MPs had rejected three previous attempts by Johnson to secure a general election, due to fears that the prime minister would use the election campaign period in order to take the UK out of the EU without a deal.
However, Labour party leader Jeremy Corbyn said on Tuesday that he was now willing to back a new law brought forward by Johnson which will allow an early general election, after the EU formally agreed to delay Brexit until next year.
"We have now heard from the EU that the extension of Article 50 to 31st January has been confirmed, so for the next three months, our condition of taking no deal off the table has now been met," he said.
He added that the Labour party "will now launch the most ambitious and radical campaign for real change our country has ever seen."
An attempt by opposition parties to move the date for the election three days forward to December 9 was defeated by the government.
Johnson's election bill will now pass to the House of Lords, which by convention is unlikely to amend it after it has passed the Commons unamended.
The victory for the prime minister came after he welcomed back 10 of the 21 Conservative MPs he expelled from the party last month.
Alistair Burt, Caroline Nokes, Greg Clark, Nick Soames, Ed Vaizey, Margot James, Stephen Hammond, Steve Brine, Richard Harrington, Richard Benyon all had the Conservative whip restored.
The returning members all backed Johnson on votes on his Brexit bill last week. Other former Conservative MPs, including the former Conservative Chancellors Philip Hammond and Ken Clarke, have not been welcomed back.
Johnson's path to a majority could be narrow
Johnson's Conservative Party go into the 2019 UK general election campaign as the favourites to emerge as the winners of the contest.
Recent opinion polls give them an average lead of ten points. This is due in large part to Johnson's success in uniting pro-Brexit voters behind his party, in contrast to the splintering of anti-Brexit voters between Labour and the Liberal Democrats.
However, polling experts suggest that he may struggle to win the Parliamentary majority he seeks.
The UK's leading elections expert John Curtice told LBC on Tuesday that smaller parties are expected to make big gains at the polls, potentially denying Johnson a majority.

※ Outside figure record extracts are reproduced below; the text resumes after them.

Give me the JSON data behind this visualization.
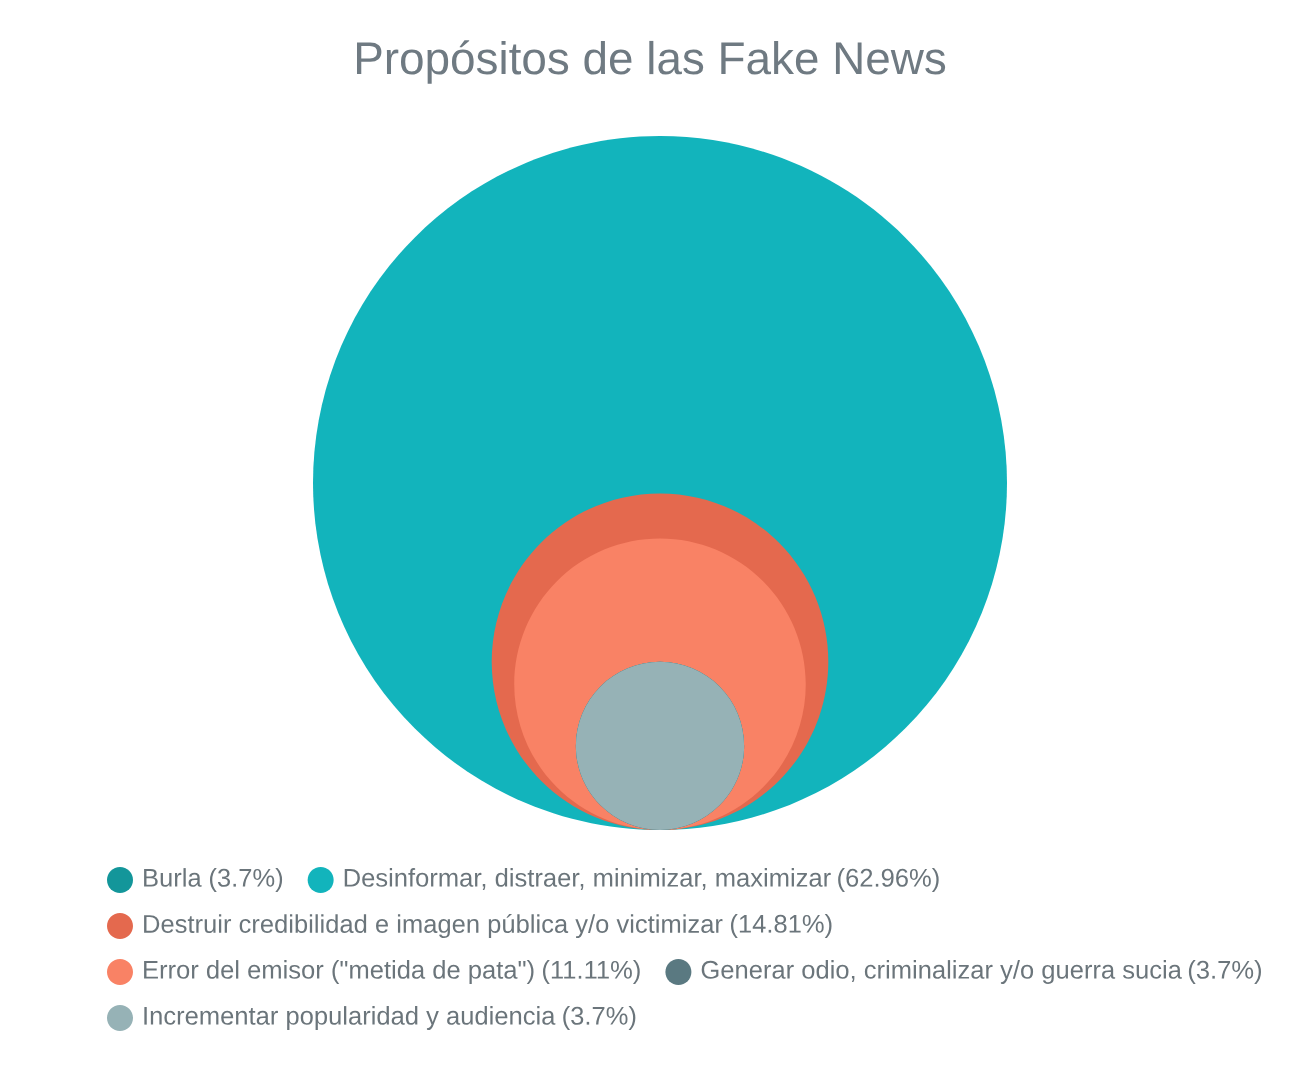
{
  "chart_data": {
    "type": "other",
    "title": "Propósitos de las Fake News",
    "series": [
      {
        "name": "Burla",
        "color": "#13969a",
        "values": [
          3.7
        ],
        "value_labels": [
          "(3.7%)"
        ]
      },
      {
        "name": "Desinformar, distraer, minimizar, maximizar",
        "color": "#12b4bc",
        "values": [
          62.96
        ],
        "value_labels": [
          "(62.96%)"
        ]
      },
      {
        "name": "Destruir credibilidad e imagen pública y/o victimizar",
        "color": "#e4694e",
        "values": [
          14.81
        ],
        "value_labels": [
          "(14.81%)"
        ]
      },
      {
        "name": "Error del emisor (\"metida de pata\")",
        "color": "#f98265",
        "values": [
          11.11
        ],
        "value_labels": [
          "(11.11%)"
        ]
      },
      {
        "name": "Generar odio, criminalizar y/o guerra sucia",
        "color": "#5a7981",
        "values": [
          3.7
        ],
        "value_labels": [
          "(3.7%)"
        ]
      },
      {
        "name": "Incrementar popularidad y audiencia",
        "color": "#96b2b6",
        "values": [
          3.7
        ],
        "value_labels": [
          "(3.7%)"
        ]
      }
    ],
    "legend": "bottom"
  }
}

He added that unlike in 2010, when the Conservatives secured a parliamentary majority thanks to the Liberal Democrats entering into a coalition, Johnson would struggle to find partners to prop his government in another hung parliament.
"This is an asymmetric election," he said.

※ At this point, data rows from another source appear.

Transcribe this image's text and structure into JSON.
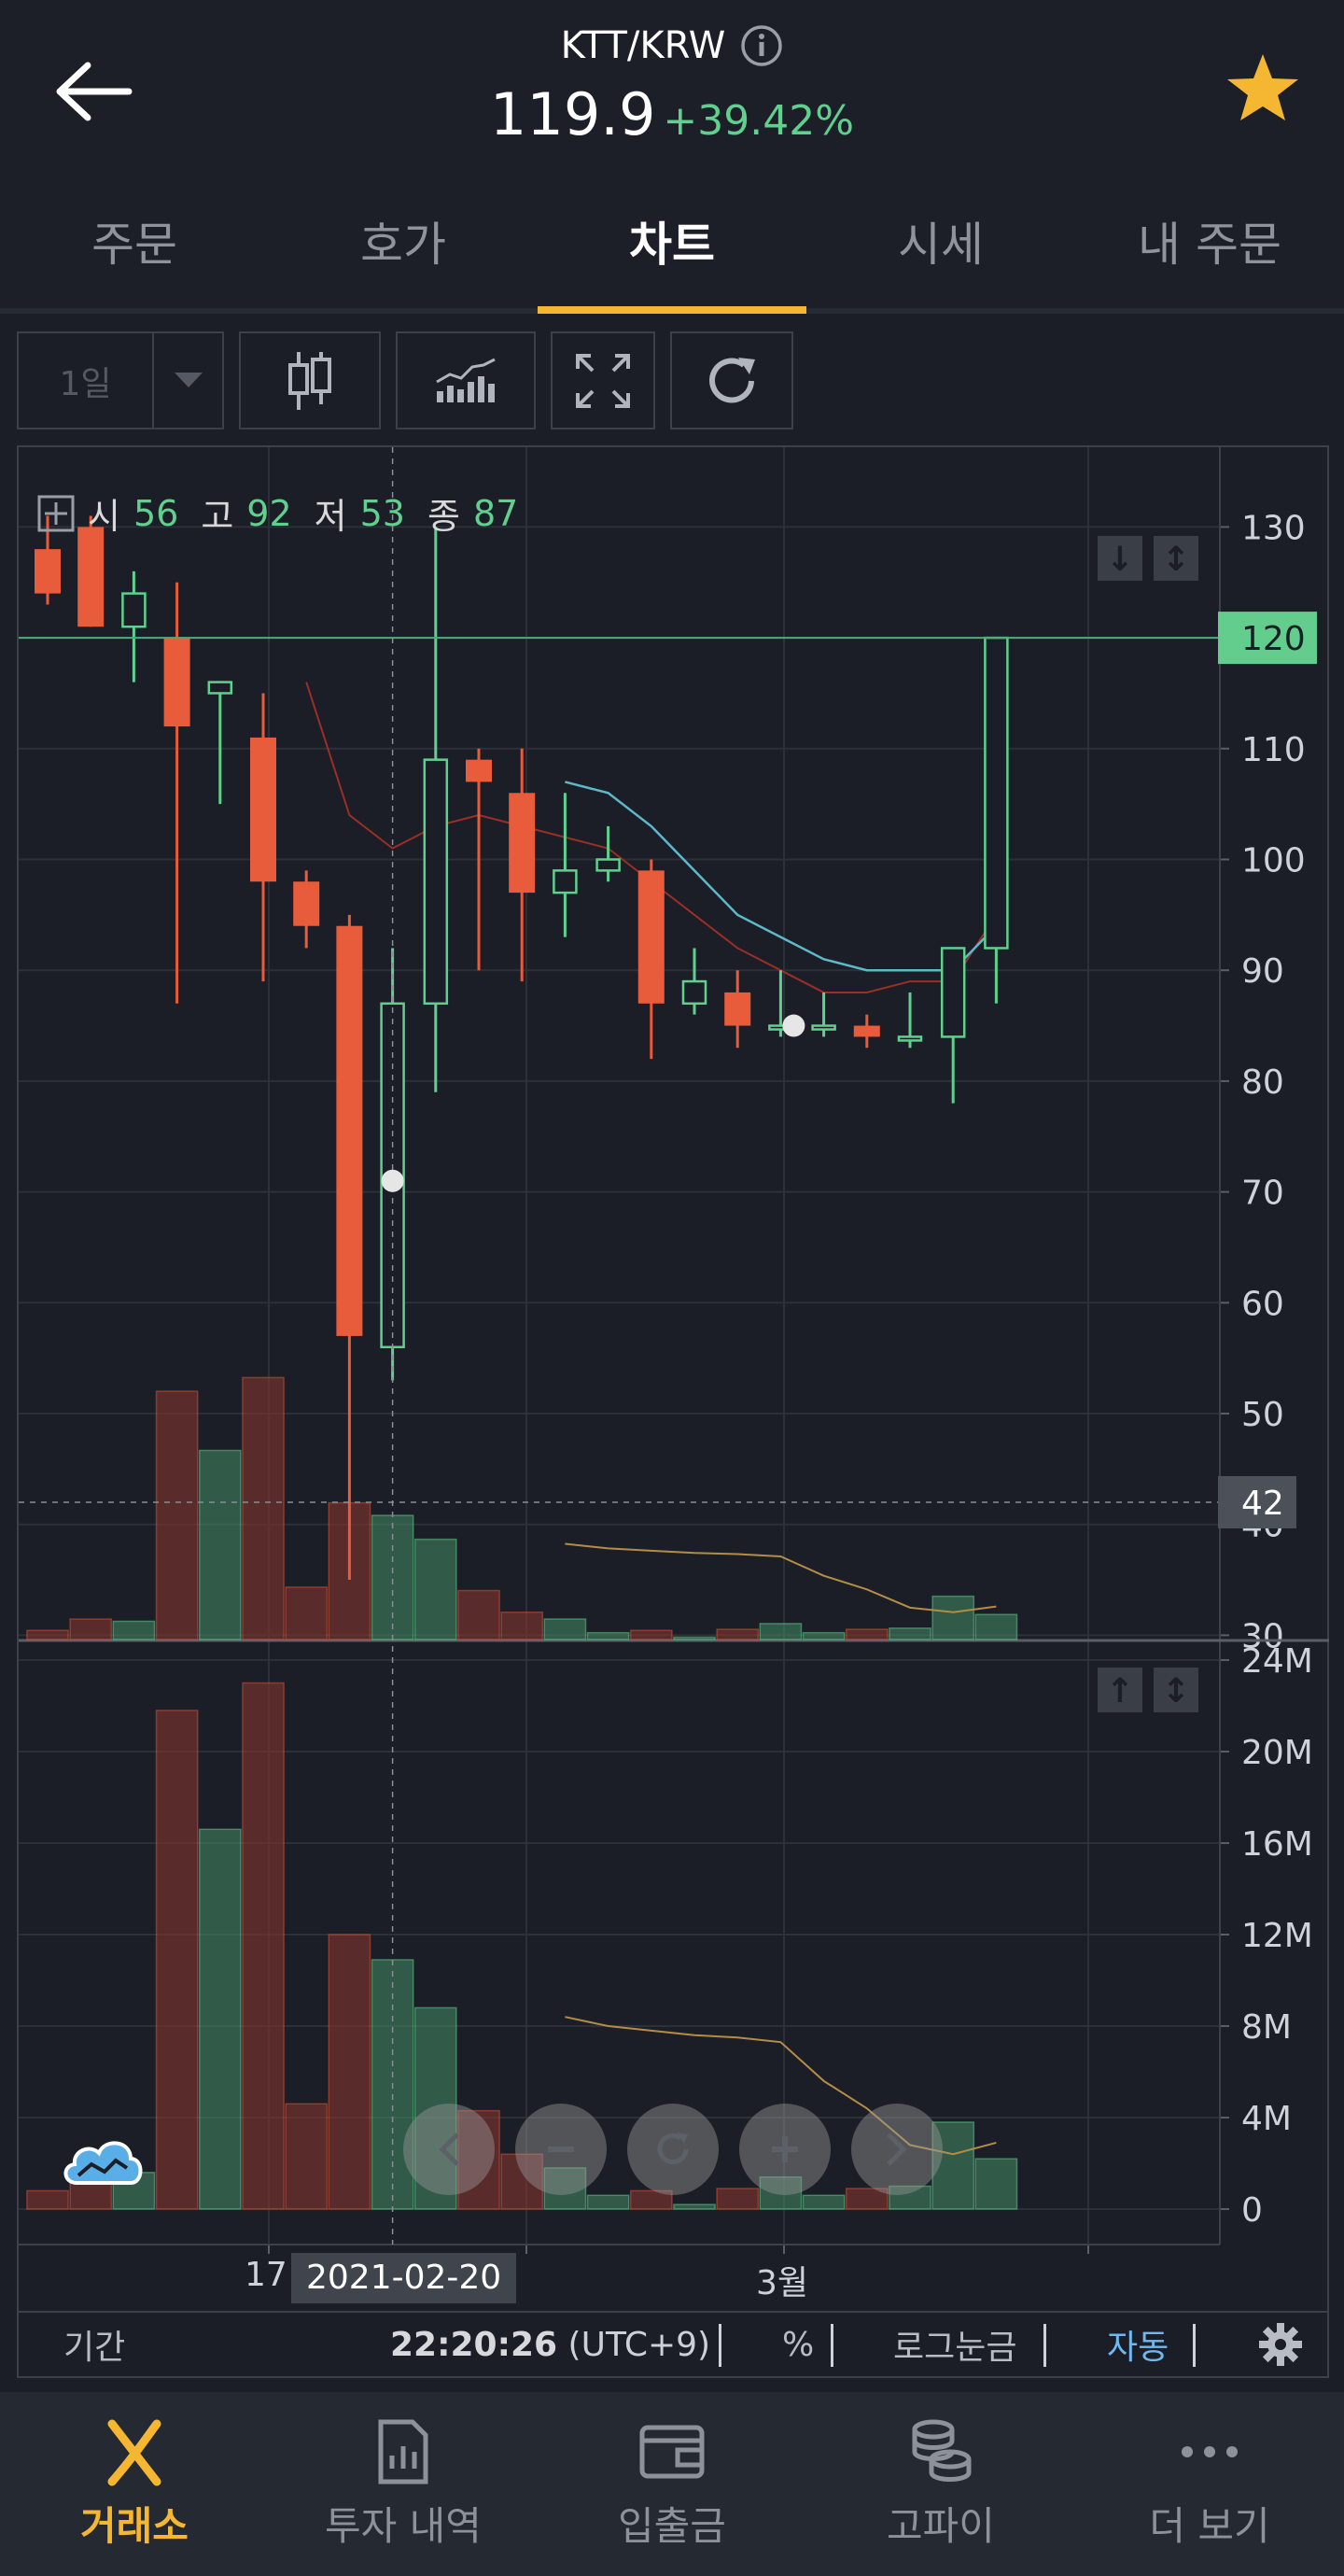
{
  "header": {
    "pair": "KTT/KRW",
    "price": "119.9",
    "change": "+39.42%"
  },
  "tabs": [
    {
      "label": "주문",
      "active": false
    },
    {
      "label": "호가",
      "active": false
    },
    {
      "label": "차트",
      "active": true
    },
    {
      "label": "시세",
      "active": false
    },
    {
      "label": "내 주문",
      "active": false
    }
  ],
  "toolbar": {
    "period": "1일",
    "icons": [
      "candlestick-icon",
      "indicator-icon",
      "fullscreen-icon",
      "refresh-icon"
    ]
  },
  "ohlc": {
    "open_label": "시",
    "open": "56",
    "high_label": "고",
    "high": "92",
    "low_label": "저",
    "low": "53",
    "close_label": "종",
    "close": "87"
  },
  "chart_data": {
    "type": "candlestick",
    "price_axis": {
      "ticks": [
        "130",
        "120",
        "110",
        "100",
        "90",
        "80",
        "70",
        "60",
        "50",
        "40",
        "30"
      ],
      "current_price_label": "120",
      "crosshair_label": "42"
    },
    "volume_axis": {
      "ticks": [
        "24M",
        "20M",
        "16M",
        "12M",
        "8M",
        "4M",
        "0"
      ]
    },
    "x_labels": [
      "17",
      "2021-02-20",
      "3월"
    ],
    "candles": [
      {
        "o": 128,
        "h": 131,
        "l": 123,
        "c": 124
      },
      {
        "o": 130,
        "h": 131,
        "l": 121,
        "c": 121
      },
      {
        "o": 121,
        "h": 126,
        "l": 116,
        "c": 124
      },
      {
        "o": 120,
        "h": 125,
        "l": 87,
        "c": 112
      },
      {
        "o": 115,
        "h": 116,
        "l": 105,
        "c": 116
      },
      {
        "o": 111,
        "h": 115,
        "l": 89,
        "c": 98
      },
      {
        "o": 98,
        "h": 99,
        "l": 92,
        "c": 94
      },
      {
        "o": 94,
        "h": 95,
        "l": 35,
        "c": 57
      },
      {
        "o": 56,
        "h": 92,
        "l": 53,
        "c": 87
      },
      {
        "o": 87,
        "h": 130,
        "l": 79,
        "c": 109
      },
      {
        "o": 109,
        "h": 110,
        "l": 90,
        "c": 107
      },
      {
        "o": 106,
        "h": 110,
        "l": 89,
        "c": 97
      },
      {
        "o": 97,
        "h": 106,
        "l": 93,
        "c": 99
      },
      {
        "o": 99,
        "h": 103,
        "l": 98,
        "c": 100
      },
      {
        "o": 99,
        "h": 100,
        "l": 82,
        "c": 87
      },
      {
        "o": 87,
        "h": 92,
        "l": 86,
        "c": 89
      },
      {
        "o": 88,
        "h": 90,
        "l": 83,
        "c": 85
      },
      {
        "o": 85,
        "h": 90,
        "l": 84,
        "c": 85
      },
      {
        "o": 85,
        "h": 88,
        "l": 84,
        "c": 85
      },
      {
        "o": 85,
        "h": 86,
        "l": 83,
        "c": 84
      },
      {
        "o": 84,
        "h": 88,
        "l": 83,
        "c": 84
      },
      {
        "o": 84,
        "h": 92,
        "l": 78,
        "c": 92
      },
      {
        "o": 92,
        "h": 120,
        "l": 87,
        "c": 120
      }
    ],
    "volumes_M": [
      0.8,
      1.8,
      1.6,
      21.8,
      16.6,
      23.0,
      4.6,
      12.0,
      10.9,
      8.8,
      4.3,
      2.4,
      1.8,
      0.6,
      0.8,
      0.2,
      0.9,
      1.4,
      0.6,
      0.9,
      1.0,
      3.8,
      2.2
    ],
    "ma_short": [
      null,
      null,
      null,
      null,
      null,
      null,
      116,
      104,
      101,
      103,
      104,
      103,
      102,
      101,
      98,
      95,
      92,
      90,
      88,
      88,
      89,
      89,
      95
    ],
    "ma_long": [
      null,
      null,
      null,
      null,
      null,
      null,
      null,
      null,
      null,
      null,
      null,
      null,
      107,
      106,
      103,
      99,
      95,
      93,
      91,
      90,
      90,
      90,
      94
    ],
    "volume_ma_M": [
      null,
      null,
      null,
      null,
      null,
      null,
      null,
      null,
      null,
      null,
      null,
      null,
      8.4,
      8.0,
      7.8,
      7.6,
      7.5,
      7.3,
      5.6,
      4.4,
      2.8,
      2.4,
      2.9
    ],
    "colors": {
      "up": "#5fd08e",
      "down": "#e85c3c",
      "ma_short": "#9b2e26",
      "ma_long": "#5db8c9",
      "volume_ma": "#b38d48"
    }
  },
  "footer": {
    "period_label": "기간",
    "time": "22:20:26",
    "tz": "(UTC+9)",
    "percent": "%",
    "log_scale": "로그눈금",
    "auto": "자동"
  },
  "bottom_nav": [
    {
      "label": "거래소",
      "icon": "exchange-x-icon",
      "active": true
    },
    {
      "label": "투자 내역",
      "icon": "report-icon",
      "active": false
    },
    {
      "label": "입출금",
      "icon": "wallet-icon",
      "active": false
    },
    {
      "label": "고파이",
      "icon": "coins-icon",
      "active": false
    },
    {
      "label": "더 보기",
      "icon": "more-icon",
      "active": false
    }
  ]
}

"It's an election that Boris Johnson has to win. If he does not get a majority or something very close to it, he will not be able to stay in government because the Conservatives do not have any friends elsewhere.
"The Labour Party, by contrast, at least has the possibility of doing a deal with the SNP, a deal with the Liberal Democrats, getting support of the Greens and maybe even the DUP not standing in their way.
"Bear in mind, this is not an election that Labour have to win to stop Brexit, but it is an election that they and the other opposition parties simply need to deny the Conservatives a majority.